There was some slowdown in the economy before the onset of the coronavirus in Jamaica, whose first confirmed case of COVID-19 was on March 10. Indeed, between January and March, output declined by 2.3 per cent. While measures to curb the spread of the virus contributed to that fall-off, the big impact was 37 per cent in mining.
Now, though, as Dr Henry observed, the primary driver of the collapse was the “measures to manage the COVID-19 pandemic, commencing in mid-March”. These included, like most countries, the closure of the island’s borders. The combined effect of the domestic and international action was a hammer blow to Jamaica’s crucial tourism industry. While tourism’s contribution to the GDP hovers at just under 10 per cent, its indirect contribution, by most estimates, is closer to 35 per cent.
Between April and June, Dr Henry reported, the hotels and restaurants industry tumbled an estimated 87.5 per cent, “reflecting a sharp decline in visitor arrivals and the number of persons utilising restaurant services”. Visitor expenditure for the period crashed by 98 per cent, to a mere US$16.2 million, when compared to the corresponding period in 2019. Tens of thousands of people have lost their jobs in tourism and related sectors.
PURSUE RATIONAL POLICIES
Obviously, Jamaica couldn’t sustain an indefinite lockdown of its economy. The Government, therefore, has to pursue rational policies that balance the protection of the health of citizens and their economic well-being. The robust enforcement of protective measures, such as the wearing of masks in public places and adherence to rules governing physical distancing and sanitisation, is important.
However, even with the advent of a vaccine against the coronavirus – whenever that happens – there is no certainty of when, and how, tourism will rebound. Those factors are outside Jamaica’s control. They will be influenced by the policies of foreign governments and people’s confidence to engage in international travel. So, there is no certitude about the broad recovery expected next year – or at least the scale of the rebound, if it happens.
Jamaica, therefore, needs additional sturdy legs upon which the economy can stand. In this regard, we agree with, and support, the suggestion by Prime Minister Andrew Holness that a digital future beckons Jamaica, in areas such as coding, animation and logistics. Some of which are already taking place on the island.
However, given the urgency of the economic crisis and the time lag for building out technologies and having a critical mass of skilled persons to support the emerging industries, Jamaica might want, also, to reach for low-hanging fruits, especially where it already has some expertise and can readily ramp up production. Agriculture is one of these.
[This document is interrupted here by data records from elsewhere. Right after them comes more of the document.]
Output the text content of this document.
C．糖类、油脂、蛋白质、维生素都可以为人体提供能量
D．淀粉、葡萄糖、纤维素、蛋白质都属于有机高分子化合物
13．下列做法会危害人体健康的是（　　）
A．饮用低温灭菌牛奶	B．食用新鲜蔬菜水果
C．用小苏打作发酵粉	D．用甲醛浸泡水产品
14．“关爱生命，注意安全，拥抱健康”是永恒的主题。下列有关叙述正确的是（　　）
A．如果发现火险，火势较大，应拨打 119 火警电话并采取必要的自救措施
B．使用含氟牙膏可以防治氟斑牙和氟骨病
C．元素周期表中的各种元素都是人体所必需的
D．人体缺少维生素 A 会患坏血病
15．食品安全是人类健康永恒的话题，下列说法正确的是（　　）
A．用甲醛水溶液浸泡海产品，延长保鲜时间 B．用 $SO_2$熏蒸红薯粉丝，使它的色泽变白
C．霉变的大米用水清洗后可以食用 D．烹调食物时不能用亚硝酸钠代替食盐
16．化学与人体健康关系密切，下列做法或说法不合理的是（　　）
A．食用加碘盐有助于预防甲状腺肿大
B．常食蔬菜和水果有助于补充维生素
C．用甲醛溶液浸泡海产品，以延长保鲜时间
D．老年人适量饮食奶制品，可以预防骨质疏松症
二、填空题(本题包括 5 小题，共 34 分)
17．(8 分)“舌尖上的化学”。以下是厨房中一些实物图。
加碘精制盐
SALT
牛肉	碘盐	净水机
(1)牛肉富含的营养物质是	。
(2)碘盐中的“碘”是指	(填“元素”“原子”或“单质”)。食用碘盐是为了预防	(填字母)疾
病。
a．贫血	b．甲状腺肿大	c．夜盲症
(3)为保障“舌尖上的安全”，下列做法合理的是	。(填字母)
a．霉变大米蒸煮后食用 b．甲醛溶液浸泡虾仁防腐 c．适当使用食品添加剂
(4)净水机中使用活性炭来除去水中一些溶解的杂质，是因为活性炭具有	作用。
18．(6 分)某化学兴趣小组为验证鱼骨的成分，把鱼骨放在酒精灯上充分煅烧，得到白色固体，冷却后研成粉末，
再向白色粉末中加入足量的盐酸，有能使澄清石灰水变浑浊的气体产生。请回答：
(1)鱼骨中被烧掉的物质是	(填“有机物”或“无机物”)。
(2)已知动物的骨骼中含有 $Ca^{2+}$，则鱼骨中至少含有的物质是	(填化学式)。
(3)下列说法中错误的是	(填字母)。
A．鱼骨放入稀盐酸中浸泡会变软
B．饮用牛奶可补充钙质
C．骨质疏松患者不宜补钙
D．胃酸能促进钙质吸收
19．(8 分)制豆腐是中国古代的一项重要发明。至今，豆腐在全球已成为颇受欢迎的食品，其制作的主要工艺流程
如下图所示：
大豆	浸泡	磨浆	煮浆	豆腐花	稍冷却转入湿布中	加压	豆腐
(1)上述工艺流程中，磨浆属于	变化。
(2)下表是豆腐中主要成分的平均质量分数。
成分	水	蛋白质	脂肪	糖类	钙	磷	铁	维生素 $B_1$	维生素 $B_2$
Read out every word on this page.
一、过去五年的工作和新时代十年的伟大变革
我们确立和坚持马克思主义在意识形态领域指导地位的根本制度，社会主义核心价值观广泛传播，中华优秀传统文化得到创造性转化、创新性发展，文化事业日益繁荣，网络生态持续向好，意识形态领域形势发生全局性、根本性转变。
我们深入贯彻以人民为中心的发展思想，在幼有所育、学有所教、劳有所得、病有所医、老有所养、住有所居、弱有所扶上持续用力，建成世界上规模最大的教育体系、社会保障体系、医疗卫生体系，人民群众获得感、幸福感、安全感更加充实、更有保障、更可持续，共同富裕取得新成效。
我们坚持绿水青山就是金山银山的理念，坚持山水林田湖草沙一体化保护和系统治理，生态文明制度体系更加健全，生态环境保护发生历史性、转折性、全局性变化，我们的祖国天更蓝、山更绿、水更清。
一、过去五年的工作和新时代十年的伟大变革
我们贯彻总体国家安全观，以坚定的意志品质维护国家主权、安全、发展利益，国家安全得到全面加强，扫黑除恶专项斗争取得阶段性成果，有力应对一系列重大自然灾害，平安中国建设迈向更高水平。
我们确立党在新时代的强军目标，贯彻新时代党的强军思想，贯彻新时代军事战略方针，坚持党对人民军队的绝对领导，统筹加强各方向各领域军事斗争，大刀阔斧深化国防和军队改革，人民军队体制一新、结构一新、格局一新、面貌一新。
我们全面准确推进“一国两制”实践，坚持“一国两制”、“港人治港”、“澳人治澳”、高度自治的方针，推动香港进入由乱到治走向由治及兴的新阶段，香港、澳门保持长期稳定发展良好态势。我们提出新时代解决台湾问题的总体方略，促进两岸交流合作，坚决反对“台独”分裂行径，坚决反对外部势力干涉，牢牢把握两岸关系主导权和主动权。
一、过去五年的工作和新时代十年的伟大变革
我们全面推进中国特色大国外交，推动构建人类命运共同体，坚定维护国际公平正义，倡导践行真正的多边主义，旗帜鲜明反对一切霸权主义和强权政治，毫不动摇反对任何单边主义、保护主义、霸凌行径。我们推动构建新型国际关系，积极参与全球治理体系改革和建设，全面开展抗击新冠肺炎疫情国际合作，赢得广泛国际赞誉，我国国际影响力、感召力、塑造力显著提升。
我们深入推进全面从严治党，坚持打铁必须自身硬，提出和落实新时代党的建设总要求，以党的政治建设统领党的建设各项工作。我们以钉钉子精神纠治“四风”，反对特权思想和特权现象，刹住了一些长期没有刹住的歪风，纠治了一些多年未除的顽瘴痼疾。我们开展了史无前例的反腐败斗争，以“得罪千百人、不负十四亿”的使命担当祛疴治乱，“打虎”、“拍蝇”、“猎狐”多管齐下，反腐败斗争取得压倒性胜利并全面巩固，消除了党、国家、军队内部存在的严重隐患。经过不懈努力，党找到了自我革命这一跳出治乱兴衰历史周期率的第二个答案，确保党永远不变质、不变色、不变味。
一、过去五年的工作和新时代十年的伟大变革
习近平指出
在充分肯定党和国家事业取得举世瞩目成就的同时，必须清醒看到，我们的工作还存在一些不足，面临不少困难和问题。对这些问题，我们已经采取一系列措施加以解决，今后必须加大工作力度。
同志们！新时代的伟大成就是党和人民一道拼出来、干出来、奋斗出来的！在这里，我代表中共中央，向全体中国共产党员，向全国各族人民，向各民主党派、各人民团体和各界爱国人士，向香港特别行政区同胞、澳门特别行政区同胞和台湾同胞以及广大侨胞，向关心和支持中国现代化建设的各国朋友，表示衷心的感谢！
Prior to the COVID-19-induced slump in demand, Jamaica’s food import had pushed past the US$1-billion mark. Parts of those imports were to meet the requirements of the tourism sector.
Prime Minister Andrew Holness in configuring his Government must, therefore, consider agriculture to be a key economic ministry. The minister he assigns to that portfolio, and the authority and prestige he affords that person, should reflect this fact.
HALT BUILDING ON AGRICULTURE LAND
Most experts estimate that over 20 per cent of the food bill could be substituted with domestic production. Yet, large swathes of potentially productive lands remain idle, and others portions, including Bernard Lodge, St Catherine, which the Government’s National Environment and Planning Agency characterises as having the island’s “most fertile ... A1 soil”, are being encroached upon for cities and other real estate development. At the same time, Singapore, the city state roughly the size of the parish of St Thomas, with a population substantially larger than Jamaica’s, is not only looking to meet 30 per cent of its food needs by 2020, but scouting the world for new sources of food imports. That, to us, spells opportunity. A halt on the building on agricultural lands is urgent.
But the future isn’t only in digital services or food. Indeed, we believe in export-led growth, whether the exported product is physical, digital or other services. But we appreciate, too, that import substitution, that is, efficiently producing for the domestic market – including the Caribbean Community’s – can be, as the COVID-19 world is demonstrating, nearly as good.
The point is, there is no single track to recovery and growth.